Who will find jobs in the future, and what type of skills will be required for employment? During his career, Markku Jahnukainen, professor of special education, has approached this question from the perspective of how the school system treats young people of immigrant backgrounds or those who are otherwise in need of additional support.
He will be able to really sink his teeth into the topic once the strategic research project focusing on the subject launches, thanks to funding from the Academy of Finland. The project is a continuation of the TRANSIT project which studied the different study paths young people take.

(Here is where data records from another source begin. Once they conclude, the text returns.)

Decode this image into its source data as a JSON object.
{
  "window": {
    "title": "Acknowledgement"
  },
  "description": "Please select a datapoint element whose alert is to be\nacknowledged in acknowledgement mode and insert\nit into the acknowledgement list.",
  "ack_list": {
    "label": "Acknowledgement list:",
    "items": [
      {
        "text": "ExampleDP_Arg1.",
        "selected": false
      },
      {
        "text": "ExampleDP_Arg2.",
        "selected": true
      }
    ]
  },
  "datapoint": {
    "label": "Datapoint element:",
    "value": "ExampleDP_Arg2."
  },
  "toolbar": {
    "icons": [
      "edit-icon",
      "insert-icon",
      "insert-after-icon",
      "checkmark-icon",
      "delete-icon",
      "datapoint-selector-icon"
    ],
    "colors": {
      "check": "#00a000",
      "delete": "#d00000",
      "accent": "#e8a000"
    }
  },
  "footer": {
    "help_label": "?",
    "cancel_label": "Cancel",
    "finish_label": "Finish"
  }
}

Support and guidance over obstacles
In the new project, Anna-Maija Niemi, postdoctoral researcher, will go into an upper secondary school and a vocational school to make ethnographical observations on practices in the schools.

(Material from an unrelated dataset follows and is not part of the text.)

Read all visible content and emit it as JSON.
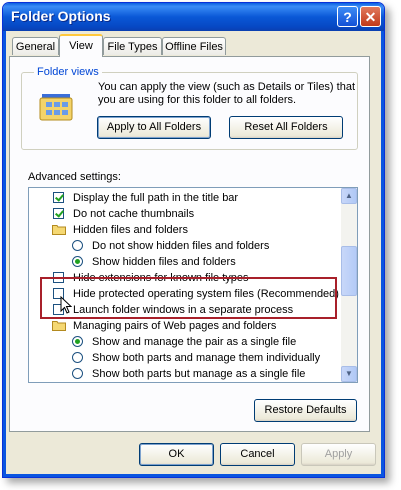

“We are specifically interested in the things we cannot see from the paperwork,” says Jahnukainen, referring to the way the school staff work, the related processes and the guidance provided to the pupils.
“Many of our schools do excellent work, but there are also major discrepancies between teachers and the internal cultures of our educational institutions.”
For example, it is interesting that the additional support provided to secondary-level pupils is focused on vocational schools. Pupils entering upper secondary school are thought to be able to manage on their own – often the only form of special support is that a special education teacher from outside the school comes to test the pupils for dyslexia before the matriculation examinations.
According to Jahnukainen, things tend to go well when the teacher knows his or her pupils.
“When they're working with huge masses of pupils, they must use mass-level processes and the individual pupil is lost in the mix."
Part of an extensive research theme
Jahnukainen’s study is part of the strategic research project funded by the Academy of Finland, entitled “Skills, education and the future of work”. The project features researchers from seven different organisations.
This form of strategic research funding is relatively new, and Jahnukainen has high hopes for its political impact. The schedule includes meetings with representatives from ministries and the Parliament. The consortium boasts an extensive list of stakeholders, from the OECD to the vocational colleges of Keskuspuisto and Kiipula.
Jahnukainen criticises the Finnish labour market for being inflexible, and for the employers’ unwillingness to hire people from special groups. On the education side, Jahnukainen suggests focused training periods which would be shorter than a full vocational programme.